Rocketship Entertainment announced it was partnering with Rovio to publish titles based on the Angry Birds mobile game, including a series of three early-reader comics by My Little Pony comic writer Katie Cook. The deal also includes three middle grade Angry Birds graphic novels written by Paul Tobin, writer of Dark Horse’s Plants vs. Zombies series, with art by another My Little Pony contributor, Thom Zahler. The three titles, The Haunting of Hog House, Level Up, and Breaking the Bank, will be crowdfunded in a single Kickstarter campaign and then published, one a year, starting in summer 2025.
Dynamite Entertainment announced a new set of retro licenses based on animated properties including Ben 10, the eco-warrior Captain Planet, and the Saturday morning cartoon The Herculoids (the latter to be written by Bone contributor Tom Sniegoski).
Sandy King Carpenter, founder of Storm King Comics, has long included a children’s line, Storm Kids, alongside more adult fare (which focuses heavily on Carpenter’s husband, horror filmmaker John Carpenter). “I had people come to my booth for the adult horror, bringing their kids,” Carpenter said, “and I felt that there was a spot that I could fill for age-appropriate horror.” That means ghost bunnies and other less scary concepts for four- to eight-year-olds (‘so they can be part of the party,” Carpenter said) and middle grade titles such as The Grimms Town Terror Tales that get into deeper issues such as death and separation. “It’s what’s appropriate to handle—what scares you and hopefully makes you feel empowered to face life,” Carpenter said. Storm Kids’ plans for the future include a one-shot comic, Once Upon a Grub, a prequel to the Grimms Town books, as well as a Ghost Whiskers by Thom Zahler, a middle grade story about a boy who moves with his family to a house filled with ghosts and talking cats.

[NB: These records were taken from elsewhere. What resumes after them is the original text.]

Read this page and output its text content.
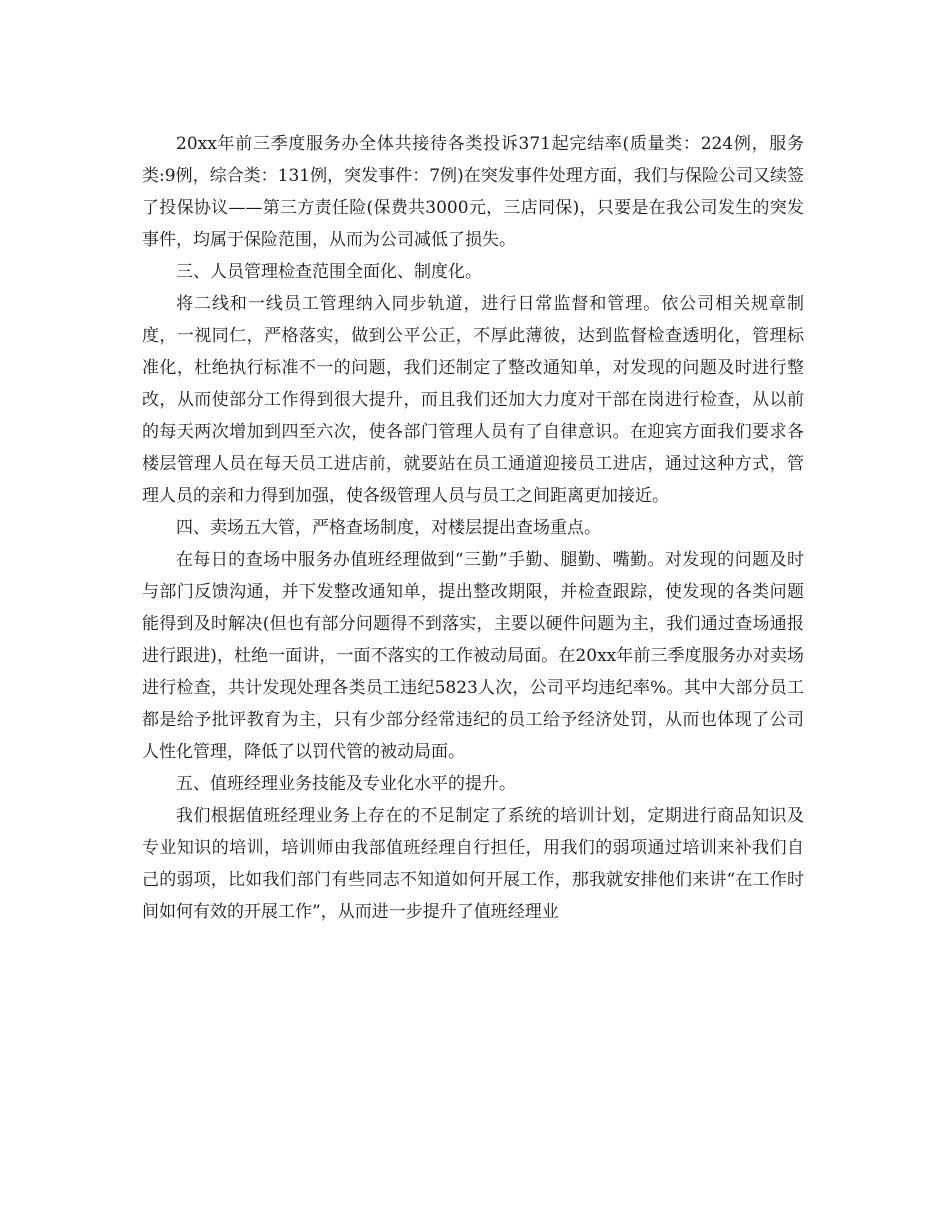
20xx年前三季度服务办全体共接待各类投诉371起完结率(质量类：224例，服务类:9例，综合类：131例，突发事件：7例)在突发事件处理方面，我们与保险公司又续签了投保协议——第三方责任险(保费共3000元，三店同保)，只要是在我公司发生的突发事件，均属于保险范围，从而为公司减低了损失。

三、人员管理检查范围全面化、制度化。

将二线和一线员工管理纳入同步轨道，进行日常监督和管理。依公司相关规章制度，一视同仁，严格落实，做到公平公正，不厚此薄彼，达到监督检查透明化，管理标准化，杜绝执行标准不一的问题，我们还制定了整改通知单，对发现的问题及时进行整改，从而使部分工作得到很大提升，而且我们还加大力度对干部在岗进行检查，从以前的每天两次增加到四至六次，使各部门管理人员有了自律意识。在迎宾方面我们要求各楼层管理人员在每天员工进店前，就要站在员工通道迎接员工进店，通过这种方式，管理人员的亲和力得到加强，使各级管理人员与员工之间距离更加接近。

四、卖场五大管，严格查场制度，对楼层提出查场重点。

在每日的查场中服务办值班经理做到“三勤”手勤、腿勤、嘴勤。对发现的问题及时与部门反馈沟通，并下发整改通知单，提出整改期限，并检查跟踪，使发现的各类问题能得到及时解决(但也有部分问题得不到落实，主要以硬件问题为主，我们通过查场通报进行跟进)，杜绝一面讲，一面不落实的工作被动局面。在20xx年前三季度服务办对卖场进行检查，共计发现处理各类员工违纪5823人次，公司平均违纪率%。其中大部分员工都是给予批评教育为主，只有少部分经常违纪的员工给予经济处罚，从而也体现了公司人性化管理，降低了以罚代管的被动局面。

五、值班经理业务技能及专业化水平的提升。

我们根据值班经理业务上存在的不足制定了系统的培训计划，定期进行商品知识及专业知识的培训，培训师由我部值班经理自行担任，用我们的弱项通过培训来补我们自己的弱项，比如我们部门有些同志不知道如何开展工作，那我就安排他们来讲“在工作时间如何有效的开展工作”，从而进一步提升了值班经理业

Graphic novels were still very much a presence on the show floor, and bestselling author Raina Telgemeier attracted a long line of young fans to the Comic Book Legal Defense Fund booth, where she was signing copies of her often-challenged graphic novel Drama. Telgemeier also joined Scott McCloud at the Beat’s 20th-anniversary panel to discuss the duo’s upcoming collaboration, The Cartoonists Club.
At its booth, Mad Cave was featuring the first volume of Fate: The Winx Saga, an original graphic novel pitched as a sequel to Netflix’s Winx series, which will officially go on sale on August 13. Mad Cave is publishing the book, by writer Olivia Cuartero-Briggs and artist Christianne Gillenardo-Goudreau, as part of its Maverick YA imprint, in contrast with its other Winx books, which are published by the middle grade imprint Papercutz.
As in previous years, several book publishers had prominent spots on the show floor to promote their graphic novels, including Ben Clanton’s Tater Tales, the follow-up to Narwhal and Jelly, and Carolyn Palmer’s Camp Prodigy, a tale of nonbinary preteens at orchestra camp.
While children colored Bluey pages and adults geeked out over the latest Marvel and DC announcements, there were indications of a growing middle ground of titles for all ages. Dark Horse announced a new edition of Star Wars: The Prequel Trilogy, originally published by Disney in 2017 as a middle grade graphic novel. The Dark Horse edition will have a new cover and no kid-specific branding. Like Jeffrey Brown’s Star Wars books (on prominent display at the Chronicle booth), it is being pitched at adults as well as children, a winning combination at a show where the youngest fans arrive in strollers or perched on their parents’ shoulders.